106. Oman’s leader, e.g. : SULTAN
Oman lies on the southeast coast of the Arabian Peninsula and is neighbored by the OAE, Saudi Arabia and Yemen. Oman is a monarchy, and the official name of the state is the Sultanate of Oman. All of the country’s legislative, executive and judiciary power resides with the hereditary sultan.
107. Antarctic penguin : ADELIE
The Adélie penguin is found along the Antarctic coast, and are named after the Antarctic territory called Adélie Land that is claimed by France. Adélie Land was discovered by French explorer Jules Dumont D’Urville in 1840, and he named the territory after his wife Adéle.
109. Officially prohibit : ENJOIN
In legal terms, “to enjoin” means “to prohibit”, to issue an injunction prohibiting a specific act.

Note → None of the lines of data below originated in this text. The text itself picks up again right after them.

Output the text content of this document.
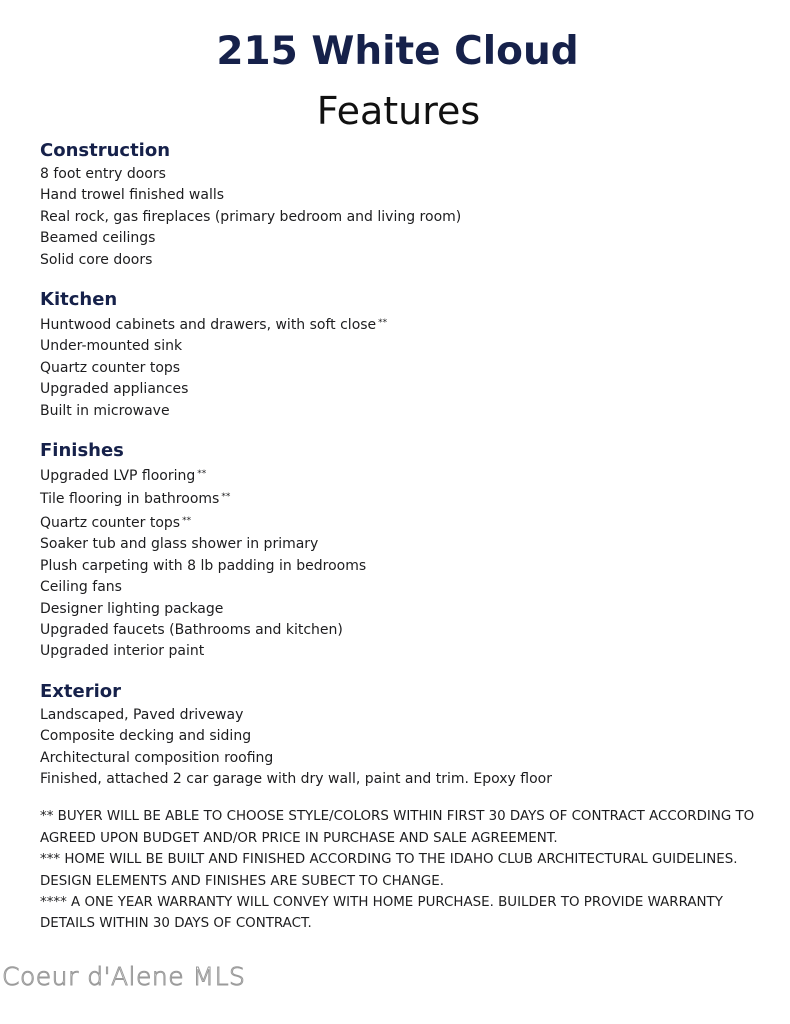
215 White Cloud
Features
Construction
8 foot entry doors
Hand trowel finished walls
Real rock, gas fireplaces (primary bedroom and living room)
Beamed ceilings
Solid core doors
Kitchen
Huntwood cabinets and drawers, with soft close **
Under-mounted sink
Quartz counter tops
Upgraded appliances
Built in microwave
Finishes
Upgraded LVP flooring **
Tile flooring in bathrooms **
Quartz counter tops **
Soaker tub and glass shower in primary
Plush carpeting with 8 lb padding in bedrooms
Ceiling fans
Designer lighting package
Upgraded faucets (Bathrooms and kitchen)
Upgraded interior paint
Exterior
Landscaped, Paved driveway
Composite decking and siding
Architectural composition roofing
Finished, attached 2 car garage with dry wall, paint and trim. Epoxy floor

** BUYER WILL BE ABLE TO CHOOSE STYLE/COLORS WITHIN FIRST 30 DAYS OF CONTRACT ACCORDING TO AGREED UPON BUDGET AND/OR PRICE IN PURCHASE AND SALE AGREEMENT.

*** HOME WILL BE BUILT AND FINISHED ACCORDING TO THE IDAHO CLUB ARCHITECTURAL GUIDELINES. DESIGN ELEMENTS AND FINISHES ARE SUBECT TO CHANGE.

**** A ONE YEAR WARRANTY WILL CONVEY WITH HOME PURCHASE. BUILDER TO PROVIDE WARRANTY DETAILS WITHIN 30 DAYS OF CONTRACT.

Coeur d'Alene MLS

112. It goes up to about 1700 : AM DIAL
In telecommunications, a radio signal is transmitted using a sinusoidal carrier wave. Information is transmitted using this carrier wave in two main ways, by varying (modulating) the instantaneous amplitude (signal strength) of the carrier wave, and by modulating the instantaneous frequency of the carrier wave. The former is referred to as an AM signal (for “amplitude modulation”), and the latter as an FM signal (for “frequency modulation”).

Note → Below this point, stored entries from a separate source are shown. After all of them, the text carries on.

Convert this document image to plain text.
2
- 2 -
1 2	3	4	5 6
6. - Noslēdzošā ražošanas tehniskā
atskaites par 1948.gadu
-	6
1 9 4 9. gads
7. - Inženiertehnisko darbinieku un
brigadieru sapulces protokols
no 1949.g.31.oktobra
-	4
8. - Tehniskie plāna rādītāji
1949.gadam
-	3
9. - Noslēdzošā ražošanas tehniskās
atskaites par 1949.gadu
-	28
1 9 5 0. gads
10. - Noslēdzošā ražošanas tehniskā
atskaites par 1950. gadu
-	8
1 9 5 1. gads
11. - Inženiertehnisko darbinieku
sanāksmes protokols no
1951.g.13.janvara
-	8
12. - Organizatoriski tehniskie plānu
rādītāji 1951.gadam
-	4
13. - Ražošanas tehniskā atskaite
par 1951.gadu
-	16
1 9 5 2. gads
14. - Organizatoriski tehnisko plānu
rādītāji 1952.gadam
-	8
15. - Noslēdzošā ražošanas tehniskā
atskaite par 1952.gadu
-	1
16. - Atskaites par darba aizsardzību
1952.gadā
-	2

115. Aquarium fish : TETRA
The neon tetra is a freshwater fish that is native to parts of South America. The tetra is a very popular aquarium fish and millions are imported into the US every year. Almost all of the imported tetras are farm-raised in Asia and very few come from their native continent.
118. Holy Roman emperor called “the Great” : OTTO I
Charlemagne was the first king to use the title “Holy Roman Emperor”, even though the Holy Roman Empire was not actually founded until over a century later when Otto I was crowned Emperor. Otto was the first of an unbroken line of Holy Roman Emperors who ruled Central Europe until 1806.

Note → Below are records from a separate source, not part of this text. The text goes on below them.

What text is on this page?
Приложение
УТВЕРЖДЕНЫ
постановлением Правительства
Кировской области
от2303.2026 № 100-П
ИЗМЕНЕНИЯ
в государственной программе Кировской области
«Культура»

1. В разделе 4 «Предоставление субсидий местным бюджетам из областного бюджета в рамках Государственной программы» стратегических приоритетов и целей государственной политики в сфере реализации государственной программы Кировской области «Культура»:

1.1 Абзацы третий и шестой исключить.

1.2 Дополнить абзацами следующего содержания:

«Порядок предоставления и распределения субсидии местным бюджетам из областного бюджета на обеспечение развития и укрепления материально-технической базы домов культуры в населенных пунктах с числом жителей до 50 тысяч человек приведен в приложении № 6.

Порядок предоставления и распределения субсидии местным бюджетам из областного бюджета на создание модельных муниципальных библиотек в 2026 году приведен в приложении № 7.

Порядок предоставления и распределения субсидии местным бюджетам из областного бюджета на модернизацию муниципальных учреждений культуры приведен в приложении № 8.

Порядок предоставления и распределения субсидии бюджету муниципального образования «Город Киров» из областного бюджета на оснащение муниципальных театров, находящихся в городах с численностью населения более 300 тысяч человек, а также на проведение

119. Country rocker Steve : EARLE
Steve Earle is an American songwriter and performer, with a reputation as a man who has lived a hard life. Earle’s brushes with the law and drug addiction problems have earned him the nickname “the hardcore troubadour”.
125. One of the Ivies : PENN
The University of Pennsylvania (Penn or UPenn) was founded in 1740 by by Benjamin Franklin. Penn was the first school in the country to offer both graduate and undergraduate courses. Penn’s sports teams are known as the Quakers, or sometimes the Red & Blue.
The term “Ivy League” originally defined an athletic conference, but now it is used to describe a group of schools of higher education that are associated with both a long tradition and academic excellence. The eight Ivy League Schools are: Brown, Columbia, Cornell, Dartmouth, Harvard, Princeton, the University of Pennsylvania, and Yale.
127. Let stand, editorially : STET
“Stet” is a Latin word meaning “let it stand”. In editorial work, the typesetter is instructed to disregard any change previously marked by writing the word “stet” and then underscoring that change with a line of dots or dashes.
130. U.N. observer since ’74 : PLO
The Palestine Liberation Organization (PLO) was founded in 1964. The PLO’s early stated goal was the liberation of Palestine, with Palestine defined as the geographic entity that existed under the terms of the British Mandate granted by the League of Nations back in 1923. The PLO was granted observer status (i.e. no voting rights) at the United Nations in 1974.